Take - 5 -

40.8K 3.9K 98
                                    

Aku terus menerus melirik jam dinding terhitung sejak setengah jam yang lalu. Secara tidak sadar mulai meremas-remas ujung keliman gaunku. Mama yang sepertinya melihat kegundahan, kegalauan, kerisauan, atau apapun itu istilahnya kemudian mendekatiku. Memintaku membantunya untuk menata piring di meja makan.

Rencananya kami akan makan malam dengan steak wagyu yang sebelumnya Mama buat dengan Bik Asih sebelum akhirnya duduk di ruang tengah untuk membicarakan perihal lamaran itu. Bunyi decitan mobil di depan kemudian terdengar. Membuatku yang sedang menunduk untuk mengatur piring terakhir di meja makan berbentuk segiempat dengan delapan kursi yang jarang sekali digunakan itu, kembali menegang.

Mama, sekali lagi dengan intuisi atau sifat kelewat sensitifnya menyadari rasa gugupku. Dia mengelus lenganku dan tersenyum menenangkanku sebelum berlalu untuk membuka pintu yang kini sudah diketuk.

Papa yang sebelumnya bersemedi di dalam ruang kerjanya tiba-tiba sudah berada di samping Mama. Sementara Kilua dengan santai melenggang di sampingku.

Aku menyipit kepada Kilua dan dia balik melihatku dari atas ke bawah sebelum memberikan seringainya.

Dasar bocah kurang dicium!

Pintu kemudian terbuka. Menampilkan dua orang dengan sosok sederhana. Sang pria yang kuduga adalah ayah Arvind menggunakan celana kain dengan kemeja batik yang terlihat mahal. Sang wanita yang kuduga adalah ibu Arvind menggunakan gaun sepanjang lutut dengan bahan batik yang sama. Sementara Arvind tampil cukup sederhana dengan kemeja putih yang dibalut dengan jas berwarna hitam senada dengan celananya. Tidak jauh berbeda dengan penampilannya saat dia di kantor. Namun tanpa dasi. Penampilan itu sukses membuat napasku tercekat untuk beberapa saat.

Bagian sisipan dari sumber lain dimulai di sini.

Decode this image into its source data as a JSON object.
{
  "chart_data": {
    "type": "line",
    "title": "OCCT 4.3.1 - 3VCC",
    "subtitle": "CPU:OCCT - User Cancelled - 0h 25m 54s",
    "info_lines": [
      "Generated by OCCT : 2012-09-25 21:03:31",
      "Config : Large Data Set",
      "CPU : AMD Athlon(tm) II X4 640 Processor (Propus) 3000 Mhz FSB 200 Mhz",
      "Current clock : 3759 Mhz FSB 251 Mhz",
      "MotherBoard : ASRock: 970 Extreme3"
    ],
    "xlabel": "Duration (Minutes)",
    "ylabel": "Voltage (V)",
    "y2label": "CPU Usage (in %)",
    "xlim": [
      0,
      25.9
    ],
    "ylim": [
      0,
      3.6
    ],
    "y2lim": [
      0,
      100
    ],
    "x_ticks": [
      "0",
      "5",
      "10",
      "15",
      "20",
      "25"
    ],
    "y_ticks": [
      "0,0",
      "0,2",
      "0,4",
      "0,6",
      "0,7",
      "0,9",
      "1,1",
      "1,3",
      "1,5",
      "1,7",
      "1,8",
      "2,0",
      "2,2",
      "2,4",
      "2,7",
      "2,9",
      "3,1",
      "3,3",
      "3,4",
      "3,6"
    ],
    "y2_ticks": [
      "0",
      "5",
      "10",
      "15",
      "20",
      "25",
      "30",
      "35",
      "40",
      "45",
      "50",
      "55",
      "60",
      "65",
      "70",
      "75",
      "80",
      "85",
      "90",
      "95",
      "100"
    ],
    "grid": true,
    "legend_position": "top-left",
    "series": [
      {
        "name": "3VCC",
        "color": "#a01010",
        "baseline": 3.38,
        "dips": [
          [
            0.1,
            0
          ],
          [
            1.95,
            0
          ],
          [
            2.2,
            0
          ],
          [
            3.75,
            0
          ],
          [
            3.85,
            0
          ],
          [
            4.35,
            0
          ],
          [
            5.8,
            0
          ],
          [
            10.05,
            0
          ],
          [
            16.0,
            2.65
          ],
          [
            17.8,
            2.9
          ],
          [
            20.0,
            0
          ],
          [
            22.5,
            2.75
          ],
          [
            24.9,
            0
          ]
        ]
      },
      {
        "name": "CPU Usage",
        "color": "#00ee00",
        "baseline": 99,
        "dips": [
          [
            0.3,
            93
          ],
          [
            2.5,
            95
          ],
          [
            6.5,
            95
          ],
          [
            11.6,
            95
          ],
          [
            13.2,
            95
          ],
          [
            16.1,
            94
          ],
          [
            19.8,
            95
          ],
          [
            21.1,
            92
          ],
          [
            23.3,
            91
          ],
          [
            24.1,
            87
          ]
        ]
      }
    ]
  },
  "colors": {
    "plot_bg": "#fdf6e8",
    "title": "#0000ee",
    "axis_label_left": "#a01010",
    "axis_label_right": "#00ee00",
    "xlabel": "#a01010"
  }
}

Dia terlihat luar biasa tampan jumapan bagaikan Kamadewa. Hmm, Kamadewa adalah sosok dalam wayang Jawa yang diyakini sebagai dewa cinta dengan paras yang sangat elok. Karena dia adalah seorang dewa, jelas bukan jika ketampanannya seharusnya lebih dibanding Arjuna sang lanang sejagat? Lagi pula, aku memang lebih suka sebutan Kamadewa untuk Arvind karena Kamadewa hanya memiliki seorang istri yaitu Kamaratih dan setia kepadanya sampai mati.

Tentu saja, aku ingin Arvind juga selalu setia layaknya Kamadewa. Eeeh?

Mama dan ibu Arvind kemudian bertukar kabar. Melakukan cipika cipiki dan dari sudut mata, aku melihat Papa yang menjabat erat tangan ayah Arvind dan kembali bertukar kabar layaknya teman lama.

Tunggu, teman lama?

Aku memicingkan mata curiga kepada kedua orang tuaku dan terganggu saat Arvind mulai berjalan ke arahku. Dia tersenyum lembut padaku dengan binar mata seterang matahari namun juga selembut sinar rembulan yang membuatku kepayahan di tempatku.

"Hai, Kanaya. Kamu terlihat sangat cantik malam ini."

Arvind lalu menggapai sebelah tanganku. Mengecup punggung tanganku dan membuat bukan hanya aku saja yang tercekat, namun juga kedua wanita lain di tempat ini yang adalah Mama dan ibu Arvind.

Aku membisu. Gagal mengeluarkan segala omelanku yang tadi sudah tertata rapi di otak cantikku. Dibandingkan menjawab dengan, 'Oh, hai juga pria tampan jumapan yang sepertinya sudah sangat mengenal keluargaku. Kamu juga terlihat cukup sedap dipandang mata malam ini.'

Akhirnya aku hanya mengulas senyum tipis dengan tatapan yang kubuat setajam mungkin, yang sialnya hanya ditanggapi dengan senyum mautnya yang sepuluh ribu mega watt. Lebih mematikan dibanding senyumannya yang biasanya.

Di sinilah aku paham istilah bahwa Tuhan benar-benar tidak adil, yang sering digembor-gemborkan oleh para pecundang.

Memutus mantra --entah apa itu-- yang sedari tadi sepertinya sedang Arvind lancarkan kepadaku, Papa menggiring rombongan itu langsung ke meja makan. Pasangan Gumala itu menyambut ajakan Papa dengan antusias dan kecurigaanku bahwa kedua orang tuaku telah mengenal orang tua Arvind sebelumnya semakin menguat.